Tschechows Novelle spielt mit den Bildern der Figuren auf sich selbst. Das finde ich sehr wichtig. Jeder hat doch ein Recht auf ein eigenes Bild auf sich selbst. Konflikte entstehen ja oft dadurch, dass verschiedener Bilder miteinander kollidieren, auch wenn sich die Figuren entwickeln, sich die inneren Bilder verändern, das die Außenwelt aber nicht mitmacht.

Leipzig Almanach:
Das ist sicher schwierig zu zeigen, für einen Opernstoff klingt das ziemlich kompliziert.
T.G.:
Muss denn Oper einfach sein? Gerade Oper ist doch durch Musik, Schauspiel so facettenreich und kann das vertragen (…..). Das Programmheft muss man aber nicht vorher lesen. Für mich ist der liebste Zuschauer, der einfach Lust hat, sich überraschen zu lassen.

Leipzig Almanach:
Aus welchen Gründen sollte man nach Ihrer Meinung in die Oper gehen?
T.G.:
Weil einen das Stück oder der Regisseur interessiert.

Leipzig Almanach:
Wie erleben Sie die Arbeit an der Oper Leipzig, wie sehen Sie die Oper?
T.G.:
Es gibt sehr gute Arbeitsbedingungen hier am Haus, die Werkstätten sind ein unheimliches Potential.

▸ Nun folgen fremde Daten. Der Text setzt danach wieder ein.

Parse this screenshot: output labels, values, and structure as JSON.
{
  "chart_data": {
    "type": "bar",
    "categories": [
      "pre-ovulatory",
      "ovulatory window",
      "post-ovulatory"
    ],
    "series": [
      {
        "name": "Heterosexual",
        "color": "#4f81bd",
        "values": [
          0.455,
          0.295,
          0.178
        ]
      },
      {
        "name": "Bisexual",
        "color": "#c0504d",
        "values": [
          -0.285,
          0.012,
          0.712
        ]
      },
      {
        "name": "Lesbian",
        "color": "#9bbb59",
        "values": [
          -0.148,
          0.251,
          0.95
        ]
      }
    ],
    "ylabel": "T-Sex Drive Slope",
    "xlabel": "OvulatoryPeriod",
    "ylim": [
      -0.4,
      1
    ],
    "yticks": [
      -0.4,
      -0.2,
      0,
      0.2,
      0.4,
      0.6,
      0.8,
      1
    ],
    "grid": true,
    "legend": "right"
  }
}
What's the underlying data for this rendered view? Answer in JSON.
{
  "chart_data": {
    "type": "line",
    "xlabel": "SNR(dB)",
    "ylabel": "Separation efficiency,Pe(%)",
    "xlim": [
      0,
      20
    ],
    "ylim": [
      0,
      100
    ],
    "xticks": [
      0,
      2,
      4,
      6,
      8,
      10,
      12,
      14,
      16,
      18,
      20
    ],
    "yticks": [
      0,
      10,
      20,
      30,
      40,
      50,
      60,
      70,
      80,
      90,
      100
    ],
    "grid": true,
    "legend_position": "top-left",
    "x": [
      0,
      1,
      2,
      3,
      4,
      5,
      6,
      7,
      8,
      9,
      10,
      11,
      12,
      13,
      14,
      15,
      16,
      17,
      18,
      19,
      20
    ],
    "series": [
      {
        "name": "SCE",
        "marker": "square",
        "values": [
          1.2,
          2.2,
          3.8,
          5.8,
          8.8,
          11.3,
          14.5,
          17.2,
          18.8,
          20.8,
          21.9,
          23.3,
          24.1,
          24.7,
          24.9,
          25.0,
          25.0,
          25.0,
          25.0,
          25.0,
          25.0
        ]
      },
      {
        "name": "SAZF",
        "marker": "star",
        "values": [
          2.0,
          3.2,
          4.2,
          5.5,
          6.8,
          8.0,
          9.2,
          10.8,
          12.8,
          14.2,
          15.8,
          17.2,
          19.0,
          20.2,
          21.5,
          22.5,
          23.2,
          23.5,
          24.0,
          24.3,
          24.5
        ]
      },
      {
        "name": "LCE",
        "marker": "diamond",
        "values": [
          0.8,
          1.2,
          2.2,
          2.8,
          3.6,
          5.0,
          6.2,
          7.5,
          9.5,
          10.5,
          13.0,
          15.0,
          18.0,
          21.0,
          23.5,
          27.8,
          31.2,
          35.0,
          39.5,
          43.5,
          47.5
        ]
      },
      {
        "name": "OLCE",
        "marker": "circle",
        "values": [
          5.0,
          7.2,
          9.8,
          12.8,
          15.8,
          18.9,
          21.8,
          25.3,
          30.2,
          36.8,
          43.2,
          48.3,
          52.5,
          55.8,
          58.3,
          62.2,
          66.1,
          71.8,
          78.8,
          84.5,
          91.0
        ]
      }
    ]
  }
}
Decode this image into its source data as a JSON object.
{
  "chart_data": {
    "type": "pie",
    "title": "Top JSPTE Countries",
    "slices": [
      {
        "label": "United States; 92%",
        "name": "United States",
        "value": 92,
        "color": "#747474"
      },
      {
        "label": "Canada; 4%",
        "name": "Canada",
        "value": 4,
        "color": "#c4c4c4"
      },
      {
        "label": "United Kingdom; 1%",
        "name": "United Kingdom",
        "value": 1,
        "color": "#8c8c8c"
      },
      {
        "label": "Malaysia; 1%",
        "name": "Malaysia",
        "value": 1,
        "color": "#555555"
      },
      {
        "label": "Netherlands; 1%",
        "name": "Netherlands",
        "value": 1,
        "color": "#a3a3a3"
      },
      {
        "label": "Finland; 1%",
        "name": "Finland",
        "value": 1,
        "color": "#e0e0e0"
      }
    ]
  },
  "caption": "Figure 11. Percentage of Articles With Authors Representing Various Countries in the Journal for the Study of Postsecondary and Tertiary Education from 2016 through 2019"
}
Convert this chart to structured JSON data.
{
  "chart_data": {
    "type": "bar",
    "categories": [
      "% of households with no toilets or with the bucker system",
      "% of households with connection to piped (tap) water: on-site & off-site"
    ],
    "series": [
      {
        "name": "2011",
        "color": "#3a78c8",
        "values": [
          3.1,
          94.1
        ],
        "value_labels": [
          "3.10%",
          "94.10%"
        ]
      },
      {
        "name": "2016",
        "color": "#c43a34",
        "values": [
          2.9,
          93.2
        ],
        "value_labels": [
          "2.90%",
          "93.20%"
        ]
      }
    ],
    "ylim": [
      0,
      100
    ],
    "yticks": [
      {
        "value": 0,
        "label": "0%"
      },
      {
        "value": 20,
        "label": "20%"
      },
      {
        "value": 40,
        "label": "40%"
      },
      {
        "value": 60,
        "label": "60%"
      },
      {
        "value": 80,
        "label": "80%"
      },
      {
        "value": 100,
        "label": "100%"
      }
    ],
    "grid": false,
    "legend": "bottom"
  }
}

Das Gebäude ist toll, bietet phantastische Möglichkeiten, ist leider für Leipzig etwas zu groß. Und dann das tolle Orchester hier. Das merkt man sofort in der ersten BO (Bühnen- und Orchesterprobe).
In den letzten Tagen erwartet man von mir immer wieder ein Statement zur Situation der Oper Leipzig, über den Intendanten. Immer wieder erzählt man mir, dass es früher alles besser war. Das geht mir langsam auf die Nerven!

Leipzig Almanach:
Ja, die allgemeine Wahrnehmung der Oper in Leipzig besteht zum großen Teil aus Negativnachrichten: Budgetdebatten zwischen Oper und Politik, ständig neue Fusions- oder gar Schließungspläne. Es entsteht gerade in letzter Zeit der Eindruck, dass die Oper in einer Art vorauseilenden Gehorsam versucht, Mittel einzusparen. Konzepte aber werden nicht sichtbar nach außen.
T.G.:
Ich möchte auch kein Intendant sein. Die Häuser stehen doch heute unter so einem riesigem Kostendruck. Künstlerische Konzepte aber brauchen Zeit sich zu entwickeln, das geht nicht in zwei Jahren.